就连处于惶恐不安的云国老皇帝也有些一头雾水,想不明白这亓国刚打了胜仗,怎么冷不丁的就换了皇帝。
不过,虽然是惊天巨变,可云国老皇帝不自觉的松了口气。
既然是新皇登基,那么年纪小的八皇子肯定没有亓国老皇帝那般老奸巨猾。
所以,云国老皇帝又开始动了旁的心思,想着如何从八皇子身上下手,好扭住云国此时的尴尬处境。
京中的一切,秦峰都已在后半夜及时的传信给了亓灏。
清早,亓灏在看完了秦峰的信后,一张脸难看的厉害,四周的气氛也冷冽的异常,让一旁刚整顿完大军,准备出发的杜江和梁宽吓得不敢说话。
时间一点点的过去,不知道过了多久,就在杜江忍不住要开口发问的时候,只见亓灏抬头,声音阴沉森寒的问道:“距离京城还有多远的距离?”
“王爷,再有三个时辰就到了。”杜江回答完后,又试探问道:“是不是京中发生了什么事情?”
亓灏攥着信纸,冷笑道:“就在昨夜,小八带兵逼宫,今早郭明顺已经在上朝的时候将伪造的圣旨拿了出来,将皇位传位给小八,并以太上皇的身份和太皇太后搬去了永和宫。”
“什么?!”杜江一听,与梁宽对视一眼,二人的神色都是满满的震惊。
“王爷,咱们现在要怎么办?”杜江直直的看着亓灏,眼睛一眨不眨道:“只要您一声令下,属下们这就冲回京城,将皇位给您夺回来!”
亓灏深吸一口气,缓缓道:“今早朝中那些质疑的大臣,也都仔细的校验过圣旨的真伪,那确实是父皇的字和玉玺,作不得假。”
“也就是说,小八登基名正言顺,是父皇的意思,你们以什么名头跟着本王去夺皇位?”
“回京抢皇位,那本王便成了乱臣贼子了!”
杜江听罢,更是气恼道:“王爷,众所周知,您得皇上的器重,这些年又立过不少军功,皇位怎么说都不该轮到八皇子手里的!”
“更何况,八皇子他还是逼迫皇上让的位!”
“他才是真正的乱臣贼子,人人得而诛之!”
兴许的杜江太过愤怒,以至于他说话的声音有点大。
有不少路过的士兵们都听到了,大家都不由得一怔,随即都明白了怎么回事。
有平时能在亓灏面前说上话的士兵犹豫了一会,上前道:“宁王爷为咱们亓国出生入死,征战多年,属下只承认宁王爷一个主子!”

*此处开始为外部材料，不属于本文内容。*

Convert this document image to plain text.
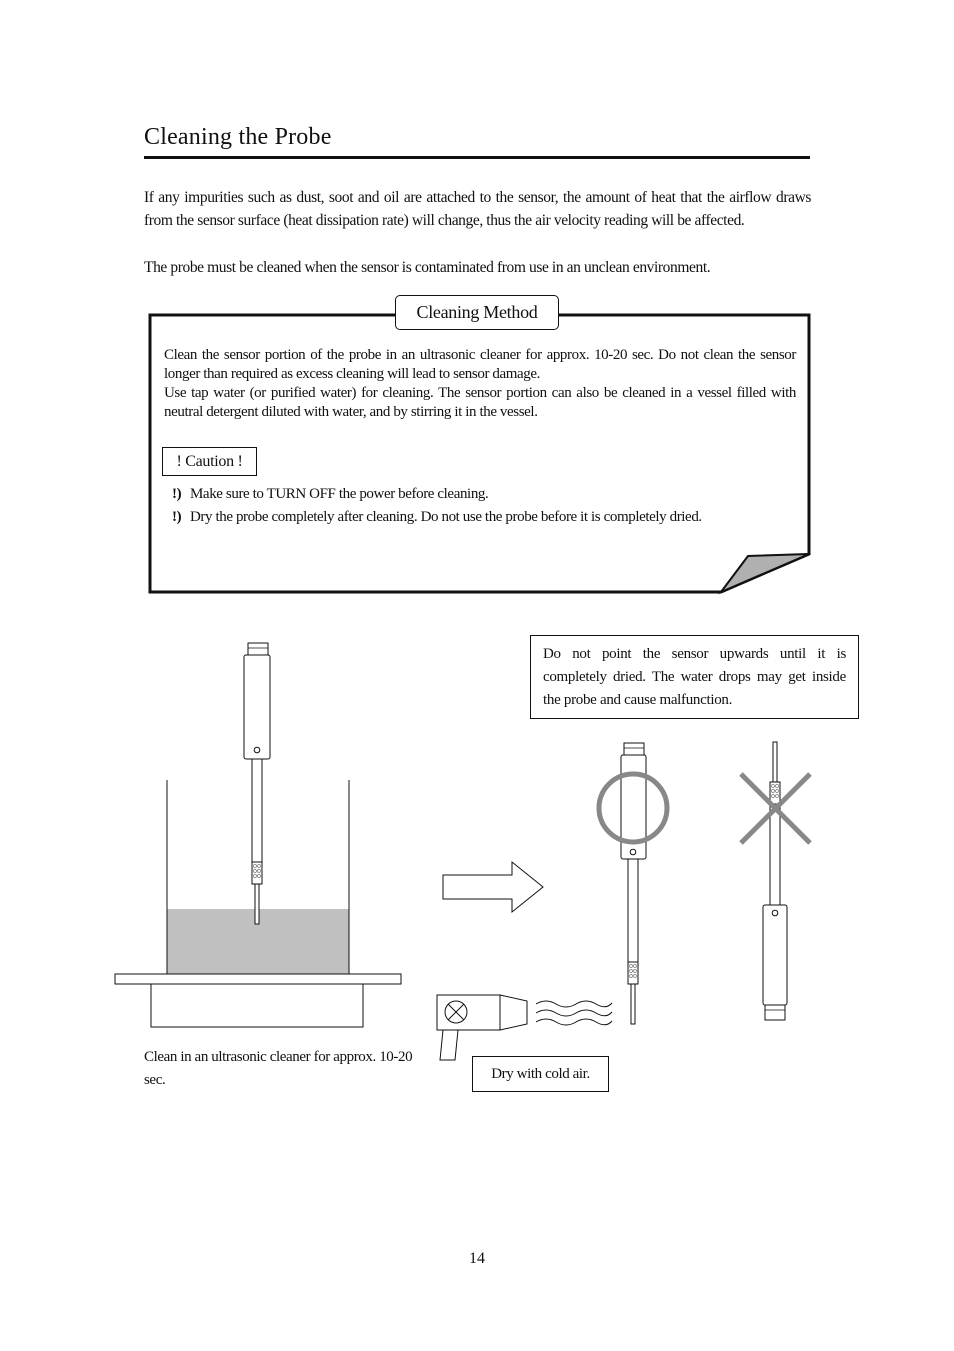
Cleaning the Probe
If any impurities such as dust, soot and oil are attached to the sensor, the amount of heat that the airflow draws from the sensor surface (heat dissipation rate) will change, thus the air velocity reading will be affected.
The probe must be cleaned when the sensor is contaminated from use in an unclean environment.
Cleaning Method
Clean the sensor portion of the probe in an ultrasonic cleaner for approx. 10-20 sec. Do not clean the sensor longer than required as excess cleaning will lead to sensor damage.
Use tap water (or purified water) for cleaning. The sensor portion can also be cleaned in a vessel filled with neutral detergent diluted with water, and by stirring it in the vessel.
! Caution !
!) Make sure to TURN OFF the power before cleaning.
!) Dry the probe completely after cleaning. Do not use the probe before it is completely dried.
Do not point the sensor upwards until it is completely dried. The water drops may get inside the probe and cause malfunction.
Clean in an ultrasonic cleaner for approx. 10-20 sec.	Dry with cold air.
14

“砰!”的一声,不知道又是哪个将士直直的跪在了地上,高声大喝道:“末将愿意誓死跟随王爷,讨伐逆贼,匡正朝纲!”
紧接着,无数的士兵们都跪在了地上,齐声道:“末将愿意誓死跟随王爷,讨伐逆贼,匡正朝纲!”
几十万的大军,声音震天动地,大有排山倒海之势,震得亓灏头顶上的树叶都在“沙沙”作响。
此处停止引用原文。